Register here for Thursday’s talk Psychoanalysis and Liberation: Four Arguments
This review by Ian Parker of Psychoanalysis Under Occupation: Practicing Resistance in Palestine, which was already reviewed by Ian for ACR, appears in the latest issue of Asylum: Magazine for Radical Mental Health.
Psychoanalysis is too-often an elite private practice that works hand-in-glove with medical psychiatry, and so it would be very difficult to say that it really functions as a radical approach to mental health in the English-speaking world. But many of the leaders of the so-called ‘anti-psychiatry’ movement were profoundly influenced by psychoanalysis, and looked to it as an alternative to psychiatry. Indeed, key figures, whose work we often refer to in Asylum Magazine, trained as psychoanalysts; they include R D Laing and Thomas Szasz.
Radical psychoanalysts who are in tune with the work of Asylum are a minority.
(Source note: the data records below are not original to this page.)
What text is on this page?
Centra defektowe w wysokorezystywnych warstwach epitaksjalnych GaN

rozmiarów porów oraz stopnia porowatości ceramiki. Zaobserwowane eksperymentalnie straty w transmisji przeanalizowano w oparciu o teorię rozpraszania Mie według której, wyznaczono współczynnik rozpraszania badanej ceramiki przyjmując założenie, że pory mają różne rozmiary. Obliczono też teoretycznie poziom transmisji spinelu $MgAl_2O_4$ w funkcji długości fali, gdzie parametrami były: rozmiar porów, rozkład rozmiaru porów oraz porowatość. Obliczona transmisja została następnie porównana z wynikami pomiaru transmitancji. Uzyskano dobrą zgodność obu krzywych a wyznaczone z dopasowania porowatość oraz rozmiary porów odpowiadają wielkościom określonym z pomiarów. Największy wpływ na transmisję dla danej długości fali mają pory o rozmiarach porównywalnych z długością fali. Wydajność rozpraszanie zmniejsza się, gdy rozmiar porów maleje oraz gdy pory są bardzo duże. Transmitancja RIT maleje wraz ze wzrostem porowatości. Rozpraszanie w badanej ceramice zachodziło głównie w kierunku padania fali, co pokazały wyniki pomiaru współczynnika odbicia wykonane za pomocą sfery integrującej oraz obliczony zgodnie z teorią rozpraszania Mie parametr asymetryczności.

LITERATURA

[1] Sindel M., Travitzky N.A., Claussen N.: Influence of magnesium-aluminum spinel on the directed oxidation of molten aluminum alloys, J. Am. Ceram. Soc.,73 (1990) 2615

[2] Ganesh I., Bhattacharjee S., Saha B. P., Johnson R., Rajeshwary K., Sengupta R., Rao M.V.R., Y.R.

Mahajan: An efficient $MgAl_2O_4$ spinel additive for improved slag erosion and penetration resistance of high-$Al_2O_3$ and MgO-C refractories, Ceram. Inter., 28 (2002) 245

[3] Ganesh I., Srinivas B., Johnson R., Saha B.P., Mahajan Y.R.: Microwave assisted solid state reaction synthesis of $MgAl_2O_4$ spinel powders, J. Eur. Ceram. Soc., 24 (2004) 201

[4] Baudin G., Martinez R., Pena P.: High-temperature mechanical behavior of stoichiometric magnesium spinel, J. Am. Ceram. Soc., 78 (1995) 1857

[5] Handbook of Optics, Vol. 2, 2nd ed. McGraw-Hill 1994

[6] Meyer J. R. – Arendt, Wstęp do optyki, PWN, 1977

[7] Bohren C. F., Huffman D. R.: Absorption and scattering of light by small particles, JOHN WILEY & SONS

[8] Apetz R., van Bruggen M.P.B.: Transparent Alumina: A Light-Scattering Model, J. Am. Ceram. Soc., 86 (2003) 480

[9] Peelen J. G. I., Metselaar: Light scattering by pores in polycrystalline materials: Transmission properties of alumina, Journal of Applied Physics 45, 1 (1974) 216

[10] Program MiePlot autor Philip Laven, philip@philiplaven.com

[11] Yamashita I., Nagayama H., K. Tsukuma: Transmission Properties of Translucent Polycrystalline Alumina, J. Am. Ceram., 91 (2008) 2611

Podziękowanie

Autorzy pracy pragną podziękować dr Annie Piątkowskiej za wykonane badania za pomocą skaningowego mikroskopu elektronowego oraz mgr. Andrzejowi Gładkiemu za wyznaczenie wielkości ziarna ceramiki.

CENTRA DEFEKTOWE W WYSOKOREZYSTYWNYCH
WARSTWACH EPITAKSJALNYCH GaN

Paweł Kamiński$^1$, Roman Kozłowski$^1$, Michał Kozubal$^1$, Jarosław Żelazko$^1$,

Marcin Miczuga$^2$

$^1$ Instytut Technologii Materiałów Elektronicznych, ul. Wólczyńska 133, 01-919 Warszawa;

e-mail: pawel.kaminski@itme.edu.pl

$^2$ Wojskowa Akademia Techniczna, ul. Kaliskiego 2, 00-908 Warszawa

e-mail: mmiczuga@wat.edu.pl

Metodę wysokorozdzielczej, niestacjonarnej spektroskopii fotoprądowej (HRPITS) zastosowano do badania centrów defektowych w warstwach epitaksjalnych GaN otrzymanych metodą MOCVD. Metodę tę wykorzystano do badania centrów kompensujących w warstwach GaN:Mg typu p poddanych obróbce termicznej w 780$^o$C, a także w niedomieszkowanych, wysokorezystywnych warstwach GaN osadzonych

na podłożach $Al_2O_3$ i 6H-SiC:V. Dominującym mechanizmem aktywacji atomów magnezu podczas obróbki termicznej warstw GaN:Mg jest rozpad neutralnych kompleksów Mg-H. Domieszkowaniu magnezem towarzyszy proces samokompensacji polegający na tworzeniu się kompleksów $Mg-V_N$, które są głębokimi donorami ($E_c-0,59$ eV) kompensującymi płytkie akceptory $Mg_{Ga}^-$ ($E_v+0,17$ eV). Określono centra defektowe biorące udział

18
They have often argued that there are other non-psychiatric and anti-psychiatric traditions of psychoanalysis outside the English-speaking world, most notably in Latin America, as well as a hidden radical tradition in the early history of psychoanalysis around Freud in Europe.
This book strengthens that argument, but it does so by showing us something very different and very surprising. Instead of giving us the usual history of how psychoanalysis arrived in Palestine as something brought there by those who were fleeing the Nazis and setting up the Israeli state, Lara Sheehi and Stephen Sheehi tell a hidden story. Psychoanalysis had actually been in the Arab world for a long time, as an independent strand of work, and is now at work in many places, including Palestine.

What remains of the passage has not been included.